Um den Prozess von der Forschung bis zu marktreifen, neuen Produkten zu optimieren, hat die Branche sich daher dazu verpflichtet, anhand einer Studie untersuchen zu lassen, welche internen und externen Innovationshemmnisse in der Chemie bestehen. Ziel ist es, daraus Handlungsempfehlungen für Politik und Unternehmen abzuleiten. Das Wirtschaftsministerium will sich seinerseits für ein innovationsfreundliches Steuersystem und bessere Bedingungen für den Zugang junger Unternehmen zu Wagniskapital in Deutschland einsetzen.
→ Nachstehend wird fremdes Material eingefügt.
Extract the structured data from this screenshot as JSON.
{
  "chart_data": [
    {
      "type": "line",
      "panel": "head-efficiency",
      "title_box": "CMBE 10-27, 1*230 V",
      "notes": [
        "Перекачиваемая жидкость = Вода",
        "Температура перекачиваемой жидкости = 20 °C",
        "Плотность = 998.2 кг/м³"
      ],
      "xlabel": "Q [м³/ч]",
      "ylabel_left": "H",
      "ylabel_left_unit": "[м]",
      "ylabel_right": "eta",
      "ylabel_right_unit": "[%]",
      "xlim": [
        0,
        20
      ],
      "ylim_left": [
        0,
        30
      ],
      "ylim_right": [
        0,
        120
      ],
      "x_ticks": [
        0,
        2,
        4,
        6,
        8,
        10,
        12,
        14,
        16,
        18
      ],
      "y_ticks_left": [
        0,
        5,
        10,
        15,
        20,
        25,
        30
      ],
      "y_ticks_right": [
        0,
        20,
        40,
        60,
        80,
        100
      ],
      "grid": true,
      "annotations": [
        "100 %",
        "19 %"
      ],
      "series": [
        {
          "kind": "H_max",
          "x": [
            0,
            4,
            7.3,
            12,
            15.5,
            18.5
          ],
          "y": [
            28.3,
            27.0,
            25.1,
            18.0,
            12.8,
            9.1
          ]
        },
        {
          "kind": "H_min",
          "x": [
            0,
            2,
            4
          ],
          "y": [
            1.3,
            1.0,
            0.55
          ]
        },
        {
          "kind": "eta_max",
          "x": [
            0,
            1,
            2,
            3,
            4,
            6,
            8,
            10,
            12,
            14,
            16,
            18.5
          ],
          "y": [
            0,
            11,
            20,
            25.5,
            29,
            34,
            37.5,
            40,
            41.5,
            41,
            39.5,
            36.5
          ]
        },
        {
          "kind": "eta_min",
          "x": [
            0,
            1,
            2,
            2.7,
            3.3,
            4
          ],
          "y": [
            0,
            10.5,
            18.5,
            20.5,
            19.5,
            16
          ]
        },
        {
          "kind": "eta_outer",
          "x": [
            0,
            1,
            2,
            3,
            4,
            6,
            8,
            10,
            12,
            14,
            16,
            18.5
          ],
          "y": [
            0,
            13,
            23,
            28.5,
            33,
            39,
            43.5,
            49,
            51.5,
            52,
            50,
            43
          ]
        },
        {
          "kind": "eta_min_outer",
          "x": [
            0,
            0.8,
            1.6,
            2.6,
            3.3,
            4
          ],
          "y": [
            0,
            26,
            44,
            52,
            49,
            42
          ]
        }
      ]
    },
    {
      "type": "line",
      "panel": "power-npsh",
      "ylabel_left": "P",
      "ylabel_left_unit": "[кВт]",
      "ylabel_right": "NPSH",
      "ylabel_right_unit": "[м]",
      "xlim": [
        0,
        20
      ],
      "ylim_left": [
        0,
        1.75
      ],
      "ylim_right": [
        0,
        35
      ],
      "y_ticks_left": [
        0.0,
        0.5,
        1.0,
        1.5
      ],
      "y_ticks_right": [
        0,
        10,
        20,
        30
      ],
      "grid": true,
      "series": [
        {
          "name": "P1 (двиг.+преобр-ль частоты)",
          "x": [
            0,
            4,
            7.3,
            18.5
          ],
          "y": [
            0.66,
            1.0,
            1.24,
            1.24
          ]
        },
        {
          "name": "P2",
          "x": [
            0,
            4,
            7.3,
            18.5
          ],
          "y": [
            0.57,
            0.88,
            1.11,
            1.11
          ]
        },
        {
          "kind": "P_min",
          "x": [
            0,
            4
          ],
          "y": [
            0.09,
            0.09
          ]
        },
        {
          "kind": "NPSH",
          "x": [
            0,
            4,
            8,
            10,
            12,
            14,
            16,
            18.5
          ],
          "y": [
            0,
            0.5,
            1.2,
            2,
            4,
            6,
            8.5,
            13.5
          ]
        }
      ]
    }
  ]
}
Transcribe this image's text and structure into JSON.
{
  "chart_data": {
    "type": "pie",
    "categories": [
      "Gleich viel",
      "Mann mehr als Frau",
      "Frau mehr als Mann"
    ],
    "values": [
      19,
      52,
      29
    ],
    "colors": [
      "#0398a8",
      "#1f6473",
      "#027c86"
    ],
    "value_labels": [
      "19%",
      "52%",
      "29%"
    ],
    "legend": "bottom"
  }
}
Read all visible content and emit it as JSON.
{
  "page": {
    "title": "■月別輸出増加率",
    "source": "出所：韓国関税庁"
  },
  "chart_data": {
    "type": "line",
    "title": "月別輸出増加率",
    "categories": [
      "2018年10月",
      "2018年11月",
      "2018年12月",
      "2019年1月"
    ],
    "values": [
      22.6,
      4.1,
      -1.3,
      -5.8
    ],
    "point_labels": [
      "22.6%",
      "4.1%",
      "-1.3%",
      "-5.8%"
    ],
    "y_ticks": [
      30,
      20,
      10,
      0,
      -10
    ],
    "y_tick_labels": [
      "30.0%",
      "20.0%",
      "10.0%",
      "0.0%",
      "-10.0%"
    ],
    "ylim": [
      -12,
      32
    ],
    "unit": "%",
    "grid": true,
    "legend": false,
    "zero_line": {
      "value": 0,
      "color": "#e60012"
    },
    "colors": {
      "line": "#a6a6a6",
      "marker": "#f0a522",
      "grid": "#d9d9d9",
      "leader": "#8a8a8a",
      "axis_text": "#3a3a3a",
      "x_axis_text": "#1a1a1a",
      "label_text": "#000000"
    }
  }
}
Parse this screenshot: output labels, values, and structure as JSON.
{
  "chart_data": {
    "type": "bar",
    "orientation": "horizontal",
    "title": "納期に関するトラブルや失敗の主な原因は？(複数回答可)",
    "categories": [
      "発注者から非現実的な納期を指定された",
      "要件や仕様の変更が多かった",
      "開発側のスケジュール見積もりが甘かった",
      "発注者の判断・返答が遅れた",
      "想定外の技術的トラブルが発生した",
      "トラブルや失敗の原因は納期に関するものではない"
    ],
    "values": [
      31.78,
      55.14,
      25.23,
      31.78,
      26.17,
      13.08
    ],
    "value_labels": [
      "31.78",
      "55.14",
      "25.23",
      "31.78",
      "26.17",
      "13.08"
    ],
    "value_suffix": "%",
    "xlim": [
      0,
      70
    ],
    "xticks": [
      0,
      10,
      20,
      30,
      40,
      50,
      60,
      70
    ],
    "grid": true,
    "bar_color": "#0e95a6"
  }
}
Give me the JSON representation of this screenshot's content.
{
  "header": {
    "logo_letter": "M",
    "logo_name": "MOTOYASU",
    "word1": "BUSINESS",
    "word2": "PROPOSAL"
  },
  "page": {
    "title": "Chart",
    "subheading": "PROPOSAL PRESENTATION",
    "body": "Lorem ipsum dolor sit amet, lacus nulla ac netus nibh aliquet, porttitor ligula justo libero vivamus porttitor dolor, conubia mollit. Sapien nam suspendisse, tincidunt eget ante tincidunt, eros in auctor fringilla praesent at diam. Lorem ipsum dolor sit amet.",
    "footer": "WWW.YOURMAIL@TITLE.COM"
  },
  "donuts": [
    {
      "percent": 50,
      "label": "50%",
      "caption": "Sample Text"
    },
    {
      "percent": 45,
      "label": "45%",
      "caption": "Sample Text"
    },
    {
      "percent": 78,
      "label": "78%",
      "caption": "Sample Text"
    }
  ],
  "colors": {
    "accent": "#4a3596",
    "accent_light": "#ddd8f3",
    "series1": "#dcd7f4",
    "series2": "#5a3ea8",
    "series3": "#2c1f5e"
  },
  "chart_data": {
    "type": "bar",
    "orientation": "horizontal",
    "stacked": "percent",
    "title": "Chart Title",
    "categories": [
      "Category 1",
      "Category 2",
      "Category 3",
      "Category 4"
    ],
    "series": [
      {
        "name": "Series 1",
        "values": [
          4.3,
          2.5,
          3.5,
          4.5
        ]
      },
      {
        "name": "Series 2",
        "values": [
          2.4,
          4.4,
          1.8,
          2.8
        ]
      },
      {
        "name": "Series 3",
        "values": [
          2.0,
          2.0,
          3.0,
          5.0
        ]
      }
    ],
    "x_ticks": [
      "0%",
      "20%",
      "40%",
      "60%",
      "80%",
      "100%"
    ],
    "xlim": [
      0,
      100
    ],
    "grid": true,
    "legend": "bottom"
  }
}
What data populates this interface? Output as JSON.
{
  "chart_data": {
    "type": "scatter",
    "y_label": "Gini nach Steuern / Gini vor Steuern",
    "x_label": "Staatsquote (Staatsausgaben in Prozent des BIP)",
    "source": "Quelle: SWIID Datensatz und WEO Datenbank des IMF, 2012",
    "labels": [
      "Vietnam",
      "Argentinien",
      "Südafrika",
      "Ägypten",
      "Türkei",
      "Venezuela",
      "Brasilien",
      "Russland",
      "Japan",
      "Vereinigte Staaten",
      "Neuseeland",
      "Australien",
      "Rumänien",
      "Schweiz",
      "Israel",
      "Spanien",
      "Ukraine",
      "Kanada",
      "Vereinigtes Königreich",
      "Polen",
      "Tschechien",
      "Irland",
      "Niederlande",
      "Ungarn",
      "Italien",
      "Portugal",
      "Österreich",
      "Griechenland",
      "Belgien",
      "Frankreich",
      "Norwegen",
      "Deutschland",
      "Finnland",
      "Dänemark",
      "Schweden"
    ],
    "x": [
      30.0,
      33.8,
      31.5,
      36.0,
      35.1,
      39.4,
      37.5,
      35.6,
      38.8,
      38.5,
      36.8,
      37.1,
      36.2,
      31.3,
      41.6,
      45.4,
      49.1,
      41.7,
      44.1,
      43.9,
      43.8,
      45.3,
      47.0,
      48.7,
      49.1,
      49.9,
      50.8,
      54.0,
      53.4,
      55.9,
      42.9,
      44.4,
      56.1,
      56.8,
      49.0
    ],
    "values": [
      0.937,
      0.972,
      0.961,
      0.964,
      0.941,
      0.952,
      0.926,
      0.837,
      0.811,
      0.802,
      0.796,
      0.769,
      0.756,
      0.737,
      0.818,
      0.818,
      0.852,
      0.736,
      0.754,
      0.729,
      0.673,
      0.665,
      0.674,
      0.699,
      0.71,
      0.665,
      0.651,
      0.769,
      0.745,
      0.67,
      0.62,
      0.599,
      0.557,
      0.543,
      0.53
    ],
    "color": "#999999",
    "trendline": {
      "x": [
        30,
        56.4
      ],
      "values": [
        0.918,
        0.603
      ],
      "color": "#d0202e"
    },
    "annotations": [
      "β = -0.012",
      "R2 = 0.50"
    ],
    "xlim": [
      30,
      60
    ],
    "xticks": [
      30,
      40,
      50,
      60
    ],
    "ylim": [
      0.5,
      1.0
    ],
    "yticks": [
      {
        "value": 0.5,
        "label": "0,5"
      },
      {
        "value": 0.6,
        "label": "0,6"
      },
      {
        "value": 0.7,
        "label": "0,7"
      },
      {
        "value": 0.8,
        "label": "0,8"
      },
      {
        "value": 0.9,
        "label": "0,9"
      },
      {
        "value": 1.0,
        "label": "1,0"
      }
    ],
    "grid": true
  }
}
Chemie und Nachhaltigkeit - Nur ein scheinbarer Gegensatz

Die chemische Industrie orientiert sich am Leitbild der Nachhaltigkeit. Dieses Leitbild verfolgt das Ziel, wirtschaftliche Leistungsfähigkeit mit ökologischer und sozialer Verantwortung zu verbinden. VCI, BAVC und IG BCE haben hierzu die Initiative „Chemie³” ins Leben gerufen. Die Chemieorganisationen werden dafür werben – so die Vereinbarung –, dass die Unternehmen der Branche den in Chemie³ vorgeschlagenen Nachhaltigkeits-Check durchführen.

Die Umsetzung der beschlossenen Maßnahmen zur Branchenvereinbarung Chemie soll durch ein Monitoring der Partner dokumentiert und der Fortschritt nach zwölf Monaten diskutiert werden. Der Vereinbarung waren eine Online-Konsultation des Bundeswirtschafts-ministeriums, bei der über 470 Beiträge von Unternehmen, Verbänden, Organisationen und Einzelpersonen eingereicht wurden, und ein Fachgespräch mit 75 Teilnehmern vorausgegangen.